Brezza, calma e sole. Siedo su una spiaggia del parco nazionale di Thy, la riserva naturale più grande della Danimarca. Il mare è placido. Sembra così lontano e diverso da quello dei racconti di tempeste, di vite spezzate, di nomi finiti tra le alghe brune del fondale. Eppure è lo stesso. Lo conferma la fama di cui gode il servizio di salvataggio locale. Per secoli ha pattugliato queste coste alla ricerca di navi in difficoltà. Per accedere al mare nei giorni di tempesta il personale di salvataggio aprì una via che si snoda protetta tra le dune deserte. Un cammino di sabbia, che oggi è diventato un sentiero percorribile solo a piedi, il Vestkyststien (sentiero della costa ovest). Ed è per questo che sono qui. Nei prossimi giorni mi aspettano i suoi oltre 80 chilometri di spiagge e foreste: il lato più selvaggio della Danimarca.
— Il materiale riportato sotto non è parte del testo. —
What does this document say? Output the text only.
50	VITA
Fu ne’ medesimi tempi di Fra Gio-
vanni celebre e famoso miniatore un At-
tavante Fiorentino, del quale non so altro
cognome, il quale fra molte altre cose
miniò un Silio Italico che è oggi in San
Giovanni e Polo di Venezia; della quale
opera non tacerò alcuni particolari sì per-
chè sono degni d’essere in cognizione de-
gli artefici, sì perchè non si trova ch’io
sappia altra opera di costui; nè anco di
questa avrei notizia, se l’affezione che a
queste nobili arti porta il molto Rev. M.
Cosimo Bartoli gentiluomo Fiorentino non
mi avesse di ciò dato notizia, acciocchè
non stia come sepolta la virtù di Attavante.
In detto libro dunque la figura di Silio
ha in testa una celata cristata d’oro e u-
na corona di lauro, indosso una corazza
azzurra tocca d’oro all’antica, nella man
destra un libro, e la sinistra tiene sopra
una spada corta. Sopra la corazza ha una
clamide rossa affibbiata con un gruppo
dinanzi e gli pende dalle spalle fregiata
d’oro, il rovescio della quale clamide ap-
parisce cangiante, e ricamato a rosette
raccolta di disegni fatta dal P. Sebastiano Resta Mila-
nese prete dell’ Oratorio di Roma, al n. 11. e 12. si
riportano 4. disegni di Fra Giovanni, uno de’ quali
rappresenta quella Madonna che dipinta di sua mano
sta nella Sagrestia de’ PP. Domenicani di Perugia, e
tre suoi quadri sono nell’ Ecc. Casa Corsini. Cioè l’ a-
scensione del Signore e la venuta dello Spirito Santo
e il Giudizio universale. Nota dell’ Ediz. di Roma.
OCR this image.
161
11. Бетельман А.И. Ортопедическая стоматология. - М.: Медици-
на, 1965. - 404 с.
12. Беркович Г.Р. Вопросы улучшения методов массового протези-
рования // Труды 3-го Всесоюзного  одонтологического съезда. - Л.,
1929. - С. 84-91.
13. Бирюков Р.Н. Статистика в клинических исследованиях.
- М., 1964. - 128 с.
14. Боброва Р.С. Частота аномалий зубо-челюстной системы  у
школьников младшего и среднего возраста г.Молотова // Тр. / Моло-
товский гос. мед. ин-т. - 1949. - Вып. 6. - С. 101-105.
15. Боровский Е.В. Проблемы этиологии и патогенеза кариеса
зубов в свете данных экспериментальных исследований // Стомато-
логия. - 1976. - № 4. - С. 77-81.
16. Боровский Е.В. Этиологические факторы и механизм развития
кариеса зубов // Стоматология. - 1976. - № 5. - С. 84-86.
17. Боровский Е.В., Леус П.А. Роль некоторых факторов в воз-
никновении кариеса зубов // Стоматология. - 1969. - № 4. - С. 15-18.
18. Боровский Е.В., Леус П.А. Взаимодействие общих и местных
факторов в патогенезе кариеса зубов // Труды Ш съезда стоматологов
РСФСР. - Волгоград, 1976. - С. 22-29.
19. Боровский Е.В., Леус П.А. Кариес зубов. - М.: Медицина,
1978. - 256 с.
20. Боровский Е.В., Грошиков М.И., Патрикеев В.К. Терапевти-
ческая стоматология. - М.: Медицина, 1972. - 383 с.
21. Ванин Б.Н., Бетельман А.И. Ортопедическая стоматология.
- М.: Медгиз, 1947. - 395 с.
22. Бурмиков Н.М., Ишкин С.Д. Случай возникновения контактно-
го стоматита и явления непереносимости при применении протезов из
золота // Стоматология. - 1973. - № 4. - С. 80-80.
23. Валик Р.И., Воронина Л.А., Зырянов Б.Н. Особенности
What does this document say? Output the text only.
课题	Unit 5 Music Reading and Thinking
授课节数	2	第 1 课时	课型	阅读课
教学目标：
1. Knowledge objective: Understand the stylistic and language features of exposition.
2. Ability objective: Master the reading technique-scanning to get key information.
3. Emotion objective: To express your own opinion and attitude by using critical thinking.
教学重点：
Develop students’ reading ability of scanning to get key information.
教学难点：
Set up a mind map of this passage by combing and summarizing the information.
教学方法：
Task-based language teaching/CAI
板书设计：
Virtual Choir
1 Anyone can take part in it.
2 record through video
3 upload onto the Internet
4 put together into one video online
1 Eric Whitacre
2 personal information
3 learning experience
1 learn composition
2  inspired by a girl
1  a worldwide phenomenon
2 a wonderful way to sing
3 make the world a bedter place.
Parto da Agger Tange, verso nord. Il sentiero si getta subito nell’oceano di sabbia che inonda la costa. In pochi passi il mondo scompare dietro le dune. Sembra di essere circondati da enormi onde di terra cristallizzate nell’attimo prima di rompersi in un boato polveroso. Le dune sono tenute insieme da un fitto tappeto di brughi, eriche e mirtilli. Con le loro radici domano la potenza di questa sabbia in movimento, che se fosse libera viaggerebbe lontana, spinta da un vento selvaggio che non smette mai di soffiare. Un vento che prende la rincorsa per centinaia di chilometri sulla pelle liscia del mare del Nord per poi gettarsi di colpo contro la costa. Un vento testardo, tenace, incessante, che ulula nel vuoto, dove non c’è nessuno ad ascoltarlo. Chi potrebbe pensare di vivere solo di sale, vento e sabbia?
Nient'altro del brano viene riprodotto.